THONG GUAN INDUSTRIES BERHAD
The Directors have selected and applied consistently suitable accounting policies and made reasonable and prudent judgments and estimates in preparing the financial statements.
A general responsibility of the Directors is to take such steps as are reasonably open to them to safeguard the assets of the Group and to prevent and detect fraud and other irregularities.
The Statement on Internal Control furnished in this Annual Report provides an overview of the state of internal controls within the Group.
Relationship with the Auditors
The Board has established formal and transparent arrangements for maintaining appropriate relationships with the Group’s Auditors,both internal and external.Key features underlying the relationship of the Audit Committee with the external auditors are included in the Audit Committee’s terms of reference as detailed in the Audit Committee Report in this Annual Report.
Save as disclosed below, the Company has complied with the Best Practices as set out in Part 2 of the Code throughout the year:
The Board has not identified a Senior Independent Non-Executive Director to whom concerns may be conveyed as it is of the view that it is sufficient for the Chairman appointed at each Board meeting to encourage participation by all Directors during meetings;
The Company does not have a formal training programme for its new Directors since it is the Board’s policy to recruit only individuals of sufficient calibre and experience to carry out the necessary duties of a Director. Newly appointed Directors are normally brought to visit the operating sites of the Group to acquire an understanding of the Group’s operations. Nevertheless, the Board will review the necessity for a formal orientation programme for its new Directors from time to time;
The Board has not developed formal schedule of matters specifically reserved to the Board for decision been drawn up.This is because the Board is of the view that the following set-up, currently in place in the Group, is adequate to assist the Directors in their respective roles:
the Managing Director, assisted by Executive Directors, is responsible for the day-to-day operations of the Group and represents Management to the Board; and
the issues that require Board’s decision are essentially major investments/divestments, strategic direction of the Group and those that generally lead to corporate announcements, like corporate exercises and quarterly financial reporting.

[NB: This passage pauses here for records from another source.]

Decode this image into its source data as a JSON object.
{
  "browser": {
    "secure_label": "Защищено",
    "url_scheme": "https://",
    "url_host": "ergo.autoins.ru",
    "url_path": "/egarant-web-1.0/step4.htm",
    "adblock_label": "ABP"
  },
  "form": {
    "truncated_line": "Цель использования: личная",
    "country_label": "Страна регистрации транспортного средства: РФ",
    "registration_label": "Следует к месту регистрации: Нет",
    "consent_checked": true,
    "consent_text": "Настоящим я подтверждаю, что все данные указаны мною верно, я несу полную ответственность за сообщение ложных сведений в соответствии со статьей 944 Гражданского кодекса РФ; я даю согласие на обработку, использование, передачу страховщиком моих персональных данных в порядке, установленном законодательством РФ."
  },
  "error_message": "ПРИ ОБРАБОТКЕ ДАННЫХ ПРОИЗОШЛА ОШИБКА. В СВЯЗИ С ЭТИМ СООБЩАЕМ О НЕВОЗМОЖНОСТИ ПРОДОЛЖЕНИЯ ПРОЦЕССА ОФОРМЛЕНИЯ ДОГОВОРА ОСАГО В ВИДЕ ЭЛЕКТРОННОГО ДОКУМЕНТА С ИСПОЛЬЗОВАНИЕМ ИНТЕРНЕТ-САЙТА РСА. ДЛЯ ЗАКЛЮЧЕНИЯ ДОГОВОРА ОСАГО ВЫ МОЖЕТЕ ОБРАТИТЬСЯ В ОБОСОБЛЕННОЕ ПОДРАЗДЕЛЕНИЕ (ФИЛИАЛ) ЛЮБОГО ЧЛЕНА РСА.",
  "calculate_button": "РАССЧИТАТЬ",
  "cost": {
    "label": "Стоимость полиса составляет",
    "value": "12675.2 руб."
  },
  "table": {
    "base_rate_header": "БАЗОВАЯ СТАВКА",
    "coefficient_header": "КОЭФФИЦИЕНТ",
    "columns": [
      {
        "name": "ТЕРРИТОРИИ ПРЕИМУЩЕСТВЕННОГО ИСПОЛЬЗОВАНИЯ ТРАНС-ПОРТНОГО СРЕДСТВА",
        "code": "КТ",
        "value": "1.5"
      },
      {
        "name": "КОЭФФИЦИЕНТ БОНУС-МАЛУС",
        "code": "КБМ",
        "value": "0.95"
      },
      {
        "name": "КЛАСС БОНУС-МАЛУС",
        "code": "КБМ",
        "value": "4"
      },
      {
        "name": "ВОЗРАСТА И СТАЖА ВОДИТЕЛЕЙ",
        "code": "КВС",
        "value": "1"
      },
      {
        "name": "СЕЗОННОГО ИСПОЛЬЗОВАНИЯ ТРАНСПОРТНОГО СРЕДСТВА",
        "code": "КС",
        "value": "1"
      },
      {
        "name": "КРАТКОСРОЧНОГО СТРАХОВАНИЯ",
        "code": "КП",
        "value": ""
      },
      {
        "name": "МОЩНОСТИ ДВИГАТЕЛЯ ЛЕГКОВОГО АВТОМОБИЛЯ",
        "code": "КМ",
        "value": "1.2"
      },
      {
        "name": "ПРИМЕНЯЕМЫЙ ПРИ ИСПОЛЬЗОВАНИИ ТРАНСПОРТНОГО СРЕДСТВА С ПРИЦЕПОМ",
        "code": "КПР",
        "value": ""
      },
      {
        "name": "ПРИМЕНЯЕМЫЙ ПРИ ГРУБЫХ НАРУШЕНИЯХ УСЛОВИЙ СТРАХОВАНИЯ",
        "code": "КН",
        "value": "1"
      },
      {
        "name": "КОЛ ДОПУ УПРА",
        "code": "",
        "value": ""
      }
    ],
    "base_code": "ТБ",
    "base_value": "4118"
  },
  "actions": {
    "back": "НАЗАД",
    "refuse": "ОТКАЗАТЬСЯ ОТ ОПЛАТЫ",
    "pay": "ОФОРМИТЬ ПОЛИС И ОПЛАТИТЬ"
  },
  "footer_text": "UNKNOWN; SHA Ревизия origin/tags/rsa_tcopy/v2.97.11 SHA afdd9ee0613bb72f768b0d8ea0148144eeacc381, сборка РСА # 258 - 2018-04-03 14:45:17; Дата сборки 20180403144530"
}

The Board does not have any agreed procedure for Directors, whether as a full Board or in their individual capacity, in furtherance of their duties to take independent professional advice at the Company’s expense. Any need for professional advice normally comes under the purview of the Board and will be decided upon on a consensual basis.
The revised Code requires the Audit Committee to comprise fully non-executive directors, majority of whom are independent. Presently the Audit Committee is made up of three non-executive directors and the Managing Director. Nonetheless, the Managing Director resigned from the Audit Committee on 1 May 2008;
The Audit Committee did not meet with the external auditors without the presence of executive board members in financial year ended 2007 to discuss problems and reservations arising from the interim and final audits, and any matter the auditor may wish to discuss; and
The appointment of a professional firm of consultants as the outsourced internal audit function had been discontinued and there was no structured risk management and/ or internal audit car ried out during the financial year ended 2007. In the absence of this, the Board relies on other element of internal control initiated by Management and monitors the results of the operations on timely basis to evaluate the results of the Group’s operations. Nonetheless, the Group Financial Controller had circulated a copy of Risk Assessment Report which summarises the top 5 business risks of the Group to the Audit Committee.
Other Information Material Contract
Since the end of the previous year report, there were no material contract that involved Group and its directors and major shareholders.